You really don’t have to read through all the science jargon, or the step-by-step experiments that he describes on the way to the best technique to benefit from the book. But if science is your thing, you will be in science-nerd heaven. And because the science is explained so simply, you could even use the book as a teaching tool for kids in the kitchen. (Kenji López-Alt comes off as an exuberant puppy dog—and what kid wouldn’t love to play with a puppy dog?)
Exploring the science of cooking is nothing new. Even before Harold McGee’s groundbreaking 1984 classic On Food and Cooking: the Science and Lore of the Kitchen, Dr. Eduoard de Pomiane (1875–1964), the celebrated French food scientist and cookbook author set out to ease the anxiety of the home cook by demystifying the process. “Cooking should no longer be a mystery,” he wrote in Cooking with Pomiane published in the 1930s. “The mystery can be solved by the application to foodstuffs of six principles of chemistry and physics which relate to boiling, frying, roasting and grilling, braising, thickening liquids and producing emulsions of fat.”
The good doctor then proceeds to explain these applications in just a few short pages followed by many pages of traditional French recipes accompanied by some of the most charming avuncular advice to the home cook that has ever been written.
But whereas Dr. de Pomiane used science to support traditional cooking methods, Mr. López-Alt uses it to upend them.
Take for example, hard-boiled eggs. Cooking the perfect hard-boiled egg is not as simple as it seems. Who among us has not had trouble with yolks that are overdone or shells that stick to the whites? (Dr. de Pomiane demurs by writing, “I shall not try to teach you how to produce a boiled egg.” Oh dear.)
Everyone seems to have an opinion about how to cook a hard-boiled egg: bring the egg and water to a boil together and continue cooking for seven minutes; plunge the egg in already boiling water, take off the heat, and let sit for eleven minutes, etc. Yet if you get nothing more out of The Food Lab than how to cook a hard-boiled egg, it is just about worth the price of the book (considering how many hard-boiled eggs we cook in a lifetime).
After several pages of explanation about heat and eggs you will finally be given the magic formula: “Pour the water into a lidded 3-quart saucepan and bring to a boil over high heat. Carefully lower the egg(s) into the water and cook for 30 seconds. Add [12] ice cubes and allow the water to return to a boil, then reduce to a subsimmer, about 190° F. Cook for 11 minutes. Drain the egg(s) and peel under cool running water.”

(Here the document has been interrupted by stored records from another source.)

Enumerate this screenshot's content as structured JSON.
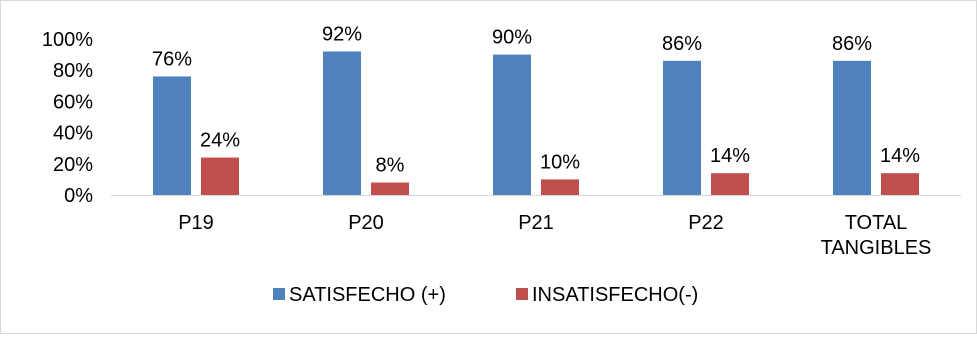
{
  "chart_data": {
    "type": "bar",
    "categories": [
      "P19",
      "P20",
      "P21",
      "P22",
      "TOTAL TANGIBLES"
    ],
    "series": [
      {
        "name": "SATISFECHO (+)",
        "values": [
          76,
          92,
          90,
          86,
          86
        ],
        "color": "#4f81bd"
      },
      {
        "name": "INSATISFECHO(-)",
        "values": [
          24,
          8,
          10,
          14,
          14
        ],
        "color": "#c0504d"
      }
    ],
    "data_labels": [
      [
        "76%",
        "92%",
        "90%",
        "86%",
        "86%"
      ],
      [
        "24%",
        "8%",
        "10%",
        "14%",
        "14%"
      ]
    ],
    "yticks": [
      "0%",
      "20%",
      "40%",
      "60%",
      "80%",
      "100%"
    ],
    "ylim": [
      0,
      100
    ],
    "grid": false,
    "legend_position": "bottom"
  }
}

He is not kidding when he refers to this method as “foolproof.” Not only does the egg peel perfectly, but the yolk is done to a golden rather than a pale yellow and the white has a quality like none you have ever seen. The surface is silky smooth, and it is not quite fully opaque—at least not in the way you are used to observing opaqueness. You will never cook a hard-boiled egg using the traditional method again.

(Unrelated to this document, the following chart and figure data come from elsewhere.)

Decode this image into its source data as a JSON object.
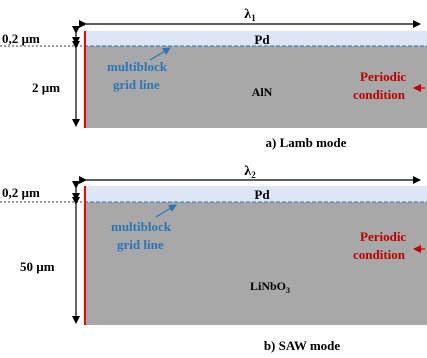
{
  "panels": [
    {
      "wavelength": "λ",
      "wavelength_sub": "1",
      "top_layer": "Pd",
      "substrate": "AlN",
      "top_thickness": "0,2 µm",
      "substrate_thickness": "2 µm",
      "grid_label_line1": "multiblock",
      "grid_label_line2": "grid line",
      "periodic_line1": "Periodic",
      "periodic_line2": "condition",
      "caption": "a) Lamb mode"
    },
    {
      "wavelength": "λ",
      "wavelength_sub": "2",
      "top_layer": "Pd",
      "substrate": "LiNbO",
      "substrate_sub": "3",
      "top_thickness": "0,2 µm",
      "substrate_thickness": "50 µm",
      "grid_label_line1": "multiblock",
      "grid_label_line2": "grid line",
      "periodic_line1": "Periodic",
      "periodic_line2": "condition",
      "caption": "b) SAW mode"
    }
  ],
  "colors": {
    "top_layer": "#dde6f4",
    "substrate": "#a8a8a8",
    "grid_line": "#2e75b6",
    "boundary": "#ff0000",
    "periodic_text": "#c00000",
    "grid_text": "#2e75b6"
  }
}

Think about it, if you can win hearts and minds with a simple hard-boiled egg, then The Food Lab is nothing short of a game-changer.
Yet before you think The Food Lab is going to turn you into a better cook overnight, consider this: Kenji López-Alt emphasizes temperature to gauge doneness and heavily promotes the use of the Splash-Proof Super-Fast Thermapen instant-read thermometer by ThermoWorks both in his “Serious Eats” column and The Food Lab. It’s a great tool, no question. But what is often lacking in The Food Lab recipes is cooking time estimates, so you can easily get tripped up. (If you don’t know how quickly a steak can go from 105° [rare] to 130° [medium rare] you might initially overcook your meat when relying on the Thermapen.) Time estimates would help a lot. In the meantime, you will have to do some experimenting of your own.
Still, The Food Lab is an impressive teaching resource for both novice and experienced home cooks. Just remember that science alone cannot turn you into a better cook. Practice still makes perfect.